Childhood &Early Life
Josef Mengele was born to Karl and Walburga Mengele in Bavaria, Germany, and was the oldest of three children (all boys). The family was wealthy enough as his father was the owner of a company that produced farm machinery. However, his mother was unemployed and brought the boys up while their father was at work. She was a firm woman who believed in raising respectful and obedient children. She has often been thought of as coldhearted.
Education
Throughout his school career, young Josef Mengele was a good student and was often praised by strict teachers for his excellent behavior and efforts. He graduated from the Gunzburg gymnasium, which is a high school, in 1930. He then took and passed an entrance exam and began attending the University of Munich. His primary field of study was medicine.
Mengele was inspired and heavily influenced by Dr. Ernst Rudin, a man who believed that some lives weren’t worth living and that they should be removed from the population with the help of doctors. He also developed a keen interest in eugenics, which is the study of genetics and what makes them create deformities and imperfections in humans.
After five years of attendance at the university, Josef Mengele was awarded a Ph.D. for his thesis called “Racial Morphological Research on the Lower Jaw Section of Four Racial Groups.” In 1936, he passed a state medical exam and became a licensed doctor. He began practicing under Professor Otmar Freiherr von Verschuer, who is also believed to have influenced Mengele’s sadistic way of thinking.
Von Vershuer had a particular interest in twins, while Mengele began to focus on the genetics behind cleft chins and palettes. He did another thesis on the subject and was awarded cum laude doctorate in medicine in 1938. The issuing universities would later rescind their degrees.
Military Life
In 1937, Josef Mengele joined the Nazi party.
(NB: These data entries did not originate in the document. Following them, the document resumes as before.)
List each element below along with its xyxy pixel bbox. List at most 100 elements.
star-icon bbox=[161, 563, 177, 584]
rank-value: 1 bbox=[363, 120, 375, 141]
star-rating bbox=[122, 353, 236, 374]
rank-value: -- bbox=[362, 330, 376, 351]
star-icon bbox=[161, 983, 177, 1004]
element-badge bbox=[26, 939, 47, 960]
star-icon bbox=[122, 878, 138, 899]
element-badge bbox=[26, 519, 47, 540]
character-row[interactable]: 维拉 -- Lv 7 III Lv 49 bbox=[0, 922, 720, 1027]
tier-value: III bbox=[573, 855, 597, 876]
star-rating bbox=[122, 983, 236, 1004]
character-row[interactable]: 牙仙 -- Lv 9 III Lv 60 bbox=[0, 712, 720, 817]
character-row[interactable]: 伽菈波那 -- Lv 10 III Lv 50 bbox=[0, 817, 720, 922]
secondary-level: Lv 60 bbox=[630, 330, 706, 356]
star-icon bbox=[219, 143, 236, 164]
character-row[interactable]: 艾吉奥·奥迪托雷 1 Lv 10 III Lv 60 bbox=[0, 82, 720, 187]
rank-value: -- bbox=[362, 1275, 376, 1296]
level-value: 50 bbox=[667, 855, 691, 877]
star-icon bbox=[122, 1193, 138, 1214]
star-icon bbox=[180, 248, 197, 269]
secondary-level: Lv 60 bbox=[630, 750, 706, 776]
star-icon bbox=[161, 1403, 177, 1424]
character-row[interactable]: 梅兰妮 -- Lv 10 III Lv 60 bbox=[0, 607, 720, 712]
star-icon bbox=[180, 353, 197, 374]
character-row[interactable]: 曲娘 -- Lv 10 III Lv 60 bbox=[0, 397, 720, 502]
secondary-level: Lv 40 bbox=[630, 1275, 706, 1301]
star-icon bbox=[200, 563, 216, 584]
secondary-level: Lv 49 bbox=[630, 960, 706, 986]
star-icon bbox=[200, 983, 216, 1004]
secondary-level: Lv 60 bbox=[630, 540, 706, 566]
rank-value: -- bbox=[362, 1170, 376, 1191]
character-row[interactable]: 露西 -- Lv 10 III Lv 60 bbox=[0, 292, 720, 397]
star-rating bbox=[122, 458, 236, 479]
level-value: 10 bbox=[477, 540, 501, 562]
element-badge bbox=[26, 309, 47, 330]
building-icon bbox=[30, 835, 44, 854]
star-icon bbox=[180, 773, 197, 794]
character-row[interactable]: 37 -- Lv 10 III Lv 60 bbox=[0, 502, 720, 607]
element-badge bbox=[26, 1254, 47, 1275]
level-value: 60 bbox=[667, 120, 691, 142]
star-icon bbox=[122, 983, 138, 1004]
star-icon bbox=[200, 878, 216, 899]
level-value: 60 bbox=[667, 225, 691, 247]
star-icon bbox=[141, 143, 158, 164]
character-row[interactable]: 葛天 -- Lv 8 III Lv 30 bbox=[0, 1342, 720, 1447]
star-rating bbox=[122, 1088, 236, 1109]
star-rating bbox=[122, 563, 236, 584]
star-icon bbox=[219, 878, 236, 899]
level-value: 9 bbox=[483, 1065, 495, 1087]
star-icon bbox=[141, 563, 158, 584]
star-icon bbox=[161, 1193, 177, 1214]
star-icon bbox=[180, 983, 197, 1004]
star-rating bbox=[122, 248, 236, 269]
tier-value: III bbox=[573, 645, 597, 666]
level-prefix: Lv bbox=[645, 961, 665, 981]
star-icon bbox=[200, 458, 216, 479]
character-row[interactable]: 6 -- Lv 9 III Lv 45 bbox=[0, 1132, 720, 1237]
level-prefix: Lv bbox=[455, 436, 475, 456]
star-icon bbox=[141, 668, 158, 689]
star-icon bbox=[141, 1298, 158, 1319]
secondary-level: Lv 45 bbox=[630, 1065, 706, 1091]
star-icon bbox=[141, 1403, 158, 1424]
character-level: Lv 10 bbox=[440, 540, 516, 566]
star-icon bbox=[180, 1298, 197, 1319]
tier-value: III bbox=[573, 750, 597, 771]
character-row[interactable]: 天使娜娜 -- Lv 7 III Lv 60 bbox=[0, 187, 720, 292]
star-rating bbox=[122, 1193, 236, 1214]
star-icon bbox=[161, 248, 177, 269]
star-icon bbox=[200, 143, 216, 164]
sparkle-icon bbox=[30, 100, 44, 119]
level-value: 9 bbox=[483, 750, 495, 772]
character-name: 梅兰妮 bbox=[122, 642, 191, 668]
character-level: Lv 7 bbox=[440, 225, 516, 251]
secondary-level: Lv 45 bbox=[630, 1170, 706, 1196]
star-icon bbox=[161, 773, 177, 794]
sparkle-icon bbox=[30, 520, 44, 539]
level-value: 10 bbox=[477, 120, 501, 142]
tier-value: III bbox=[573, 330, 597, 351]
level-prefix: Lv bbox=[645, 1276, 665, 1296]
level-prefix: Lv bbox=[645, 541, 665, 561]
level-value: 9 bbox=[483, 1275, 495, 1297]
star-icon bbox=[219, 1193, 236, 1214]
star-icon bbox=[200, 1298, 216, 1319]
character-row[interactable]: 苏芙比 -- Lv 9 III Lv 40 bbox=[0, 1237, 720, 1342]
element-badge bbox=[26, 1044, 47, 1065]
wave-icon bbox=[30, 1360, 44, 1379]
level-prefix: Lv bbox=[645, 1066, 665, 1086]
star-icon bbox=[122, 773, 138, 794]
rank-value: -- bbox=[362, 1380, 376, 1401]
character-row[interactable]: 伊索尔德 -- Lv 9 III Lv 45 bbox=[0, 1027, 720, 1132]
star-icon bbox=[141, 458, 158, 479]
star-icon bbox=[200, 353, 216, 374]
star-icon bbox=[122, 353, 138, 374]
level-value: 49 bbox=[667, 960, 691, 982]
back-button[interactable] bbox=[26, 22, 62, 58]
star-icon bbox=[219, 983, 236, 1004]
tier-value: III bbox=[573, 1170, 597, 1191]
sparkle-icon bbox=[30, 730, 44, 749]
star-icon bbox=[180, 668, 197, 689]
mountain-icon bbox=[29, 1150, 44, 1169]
Throughout 1938, he received basic training and was then called for service in the German armed forces in June of 1940. He volunteered for medical services in the combat arm of the SS. Here, he served as the second lieutenant until November of 1940. He was then sent to the SS Race and Resettlement Main Office, where he was tasked with evaluating the candidates for Germanisation.
In 1941, Josef Mengele was reassigned and posted in Ukraine, and in 1942 he joined the 5th SS Panzer Division Wiking where he served as a medical office. Here, he was wounded in action after saving two German soldiers. After this, he was assessed and deemed unfit to perform any further work. He was then sent to the Race and Resettlement Office in Berlin and picked up contact with von Verschuer. Auschwitz
In 1943, Josef Mengele was assigned to Auschwitz concentration camp. He was promoted to chief physician of the Romani family camp. It was late in 1941 that Hitler decided that Jews were to be eradicated. Mengele was part of the team of men that determined who was fit for the camps, and who was to be gassed or executed. He was particularly interested in finding sets of twins that he could use for experimentation. His other comrades did not enjoy this duty; Mengele enjoyed his work.
Josef Mengele began to experiment on sick inmates and children, starting with experimentation on inmates who were ill with Noma.
From here, it escalated, and Mengele became known for his experiments and cruel actions. He continued to focus on twins, but also began to gather people with physical deformities, dwarfs, and people with two different eye colors.
Fleeing to South America
Just before the Red Army liberated the camp, Josef Mengele fled to South America to avoid being persecuted for his experiments an unethical behavior. In South America, he jumped from job to job to make a living. He lived in South America until his death.
Personal Life
On the 28th of July 1939, Josef Mengele married Irene Schönbein. In 1944, their only son, Rolf, was born. The couple divorced after nine years of marriage. In 1958, Mengele married his brother Karl’s widow, Martha.
There is little documentation about what Mengele did in his spare time. It is safe to assume, however, that he educated himself through various books and communication with other doctors, as in his early life, he was very academic.